With his size, Barclay will likely get his first look at tackle, as West Virginia is thin at that spot. Butschle believes his rising senior has the ability to play there.
"He is extremely athletic for someone who is six-feet four and 285 pounds. His footwork and quickness off the ball are outstanding. I don't think he would have any problem playing tackle, because he is so athletic and has long arms. I think any quarterback would feel comfortable having him on his back side. Of course, he will mature over next couple of years. He's still young -- he just turned 17 over the summer. He's put on about 20 pounds of muscle in the past year, and it has not affected his quickness at all."
While West Virginia is obviously glad to have Barclay on board early, the thought that follows many early verbals is that the player, having secured an offer and a spot in college, might not be as motivated to play as hard during his senior season. However, Butschle doesn't have one iota of concern about that potential problem.

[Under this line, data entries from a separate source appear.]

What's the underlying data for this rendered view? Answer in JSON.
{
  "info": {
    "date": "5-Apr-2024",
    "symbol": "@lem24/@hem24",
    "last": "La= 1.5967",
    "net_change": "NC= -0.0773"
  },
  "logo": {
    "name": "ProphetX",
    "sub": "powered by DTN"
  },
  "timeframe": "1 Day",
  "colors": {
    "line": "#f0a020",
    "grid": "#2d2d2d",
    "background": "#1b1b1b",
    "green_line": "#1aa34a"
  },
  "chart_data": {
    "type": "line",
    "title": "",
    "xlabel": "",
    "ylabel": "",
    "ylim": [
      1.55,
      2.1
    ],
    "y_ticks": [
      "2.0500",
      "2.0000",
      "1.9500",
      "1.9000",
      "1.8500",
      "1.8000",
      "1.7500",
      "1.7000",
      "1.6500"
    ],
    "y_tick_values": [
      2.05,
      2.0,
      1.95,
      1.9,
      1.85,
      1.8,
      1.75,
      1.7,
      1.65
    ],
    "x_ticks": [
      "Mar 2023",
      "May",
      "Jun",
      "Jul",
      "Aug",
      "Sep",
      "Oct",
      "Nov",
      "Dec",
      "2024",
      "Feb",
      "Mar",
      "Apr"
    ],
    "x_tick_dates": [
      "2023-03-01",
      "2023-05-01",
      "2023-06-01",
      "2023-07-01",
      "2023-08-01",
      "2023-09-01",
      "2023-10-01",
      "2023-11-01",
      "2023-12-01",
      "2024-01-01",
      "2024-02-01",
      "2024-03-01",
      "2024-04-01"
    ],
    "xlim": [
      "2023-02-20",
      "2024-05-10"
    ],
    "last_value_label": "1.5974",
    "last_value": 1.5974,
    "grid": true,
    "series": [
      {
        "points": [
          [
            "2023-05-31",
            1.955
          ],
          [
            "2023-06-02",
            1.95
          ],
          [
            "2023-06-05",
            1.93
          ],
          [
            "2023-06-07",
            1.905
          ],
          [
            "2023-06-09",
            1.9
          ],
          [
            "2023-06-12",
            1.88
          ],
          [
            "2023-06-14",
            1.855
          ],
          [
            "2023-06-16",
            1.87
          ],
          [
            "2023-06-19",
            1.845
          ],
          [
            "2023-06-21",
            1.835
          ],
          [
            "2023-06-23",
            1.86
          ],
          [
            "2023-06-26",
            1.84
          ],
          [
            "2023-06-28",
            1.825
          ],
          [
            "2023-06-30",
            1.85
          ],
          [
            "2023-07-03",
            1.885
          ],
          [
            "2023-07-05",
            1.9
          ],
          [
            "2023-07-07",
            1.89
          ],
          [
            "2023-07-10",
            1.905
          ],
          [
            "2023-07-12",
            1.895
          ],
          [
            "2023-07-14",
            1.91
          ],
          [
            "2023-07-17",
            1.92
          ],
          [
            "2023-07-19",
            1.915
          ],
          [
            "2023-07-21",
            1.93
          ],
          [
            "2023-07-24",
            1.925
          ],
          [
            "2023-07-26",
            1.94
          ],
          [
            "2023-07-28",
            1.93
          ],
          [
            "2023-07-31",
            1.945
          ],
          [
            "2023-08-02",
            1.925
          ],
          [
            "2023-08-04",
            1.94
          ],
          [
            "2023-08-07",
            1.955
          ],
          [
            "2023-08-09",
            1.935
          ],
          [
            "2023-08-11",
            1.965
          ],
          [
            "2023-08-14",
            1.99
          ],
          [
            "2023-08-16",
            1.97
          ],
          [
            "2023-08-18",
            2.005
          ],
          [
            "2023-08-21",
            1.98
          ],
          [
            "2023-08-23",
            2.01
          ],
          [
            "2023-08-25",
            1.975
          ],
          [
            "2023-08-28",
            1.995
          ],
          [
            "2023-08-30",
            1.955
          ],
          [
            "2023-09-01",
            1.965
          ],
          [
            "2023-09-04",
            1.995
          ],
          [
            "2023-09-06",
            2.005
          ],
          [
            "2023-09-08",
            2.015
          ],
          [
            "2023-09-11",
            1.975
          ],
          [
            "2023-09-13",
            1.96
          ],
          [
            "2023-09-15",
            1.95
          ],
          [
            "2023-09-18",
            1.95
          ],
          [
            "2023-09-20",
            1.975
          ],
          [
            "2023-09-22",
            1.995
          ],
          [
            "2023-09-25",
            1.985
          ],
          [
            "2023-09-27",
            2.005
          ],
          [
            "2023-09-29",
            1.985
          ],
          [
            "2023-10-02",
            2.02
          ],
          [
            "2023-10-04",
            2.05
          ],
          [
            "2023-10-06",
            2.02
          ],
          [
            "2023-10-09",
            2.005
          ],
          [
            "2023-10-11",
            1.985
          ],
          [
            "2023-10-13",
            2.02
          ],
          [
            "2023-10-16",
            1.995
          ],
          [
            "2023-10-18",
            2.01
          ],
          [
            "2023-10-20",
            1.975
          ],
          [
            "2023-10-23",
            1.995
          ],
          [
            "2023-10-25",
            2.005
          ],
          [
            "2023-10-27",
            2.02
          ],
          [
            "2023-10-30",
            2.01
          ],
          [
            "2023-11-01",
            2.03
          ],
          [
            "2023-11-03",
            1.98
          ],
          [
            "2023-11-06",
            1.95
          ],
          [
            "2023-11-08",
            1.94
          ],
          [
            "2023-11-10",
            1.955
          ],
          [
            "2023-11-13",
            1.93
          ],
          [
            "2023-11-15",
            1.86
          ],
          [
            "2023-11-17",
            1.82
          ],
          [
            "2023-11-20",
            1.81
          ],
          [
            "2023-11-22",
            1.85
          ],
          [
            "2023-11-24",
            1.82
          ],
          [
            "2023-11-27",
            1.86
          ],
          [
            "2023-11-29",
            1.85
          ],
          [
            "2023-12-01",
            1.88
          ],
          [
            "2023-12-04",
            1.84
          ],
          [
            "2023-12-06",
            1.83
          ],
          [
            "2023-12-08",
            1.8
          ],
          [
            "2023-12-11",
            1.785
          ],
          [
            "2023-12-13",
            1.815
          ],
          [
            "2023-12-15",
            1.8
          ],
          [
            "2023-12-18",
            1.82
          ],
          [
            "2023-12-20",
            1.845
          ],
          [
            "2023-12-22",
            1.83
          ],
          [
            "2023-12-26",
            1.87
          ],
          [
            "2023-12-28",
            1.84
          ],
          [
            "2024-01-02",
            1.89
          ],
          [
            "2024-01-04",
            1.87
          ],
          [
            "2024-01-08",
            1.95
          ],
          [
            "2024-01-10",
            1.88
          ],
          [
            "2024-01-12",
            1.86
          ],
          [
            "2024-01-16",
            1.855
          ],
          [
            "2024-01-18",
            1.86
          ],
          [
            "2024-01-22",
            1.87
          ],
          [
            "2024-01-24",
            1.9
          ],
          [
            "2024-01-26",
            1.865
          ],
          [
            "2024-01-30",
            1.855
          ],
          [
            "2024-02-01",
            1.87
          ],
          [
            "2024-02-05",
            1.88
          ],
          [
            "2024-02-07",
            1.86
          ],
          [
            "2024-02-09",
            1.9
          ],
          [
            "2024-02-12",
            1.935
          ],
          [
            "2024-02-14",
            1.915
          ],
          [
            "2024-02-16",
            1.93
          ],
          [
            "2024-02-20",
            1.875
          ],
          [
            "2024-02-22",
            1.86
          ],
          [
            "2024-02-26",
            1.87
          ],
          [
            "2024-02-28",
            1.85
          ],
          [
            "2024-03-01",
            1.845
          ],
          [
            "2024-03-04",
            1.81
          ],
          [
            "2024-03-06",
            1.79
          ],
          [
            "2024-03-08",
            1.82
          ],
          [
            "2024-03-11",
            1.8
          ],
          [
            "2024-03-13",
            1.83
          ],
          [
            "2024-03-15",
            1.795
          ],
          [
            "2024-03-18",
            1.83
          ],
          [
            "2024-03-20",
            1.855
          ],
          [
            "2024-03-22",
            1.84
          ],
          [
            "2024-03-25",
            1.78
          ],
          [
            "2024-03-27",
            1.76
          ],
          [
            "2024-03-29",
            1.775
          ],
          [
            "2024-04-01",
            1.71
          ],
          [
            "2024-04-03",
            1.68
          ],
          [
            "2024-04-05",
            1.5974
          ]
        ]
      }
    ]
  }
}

"I'm not worried about that one little bit," Butschle said forcefully. "He and I have talked a lot during the recruiting process, and I had a pretty good idea he was going to make his decision early. He wanted to do it to so he could focus on us this year. Winning games is his number one priority. His career at WVU will be the most important thing to him after our last game this year. But he wants to win games most of all."
An emphasis on winning, great examples of leadership on and off the field, and excellent academics all make Barclay an outstanding start in the group of offensive linemen that the Mountaineers will sign to national letters of intent a little more than eight months from now. Just like his role at Seneca Valley, Barclay is the leader in this group as well.
Butschle, who coached at Sto-Rox before moving to Seneca Valley, is most impressed with West Virginia's coaches. According to Butschle, they don't put on any airs when making their visits to high schools.
"I have known Coach Gibson (assistant coach Tony Gibson covers western Pennsylvania for WVU) for four years or so. When I was at Sto-Rox he was recruited a player of mine. The thing I like about him and the coaches there is that they are very down to earth. They don't talk to me as a lowly high school coach. They are easy to talk to. Coach Rod and Coach Gibson are part of a great program there."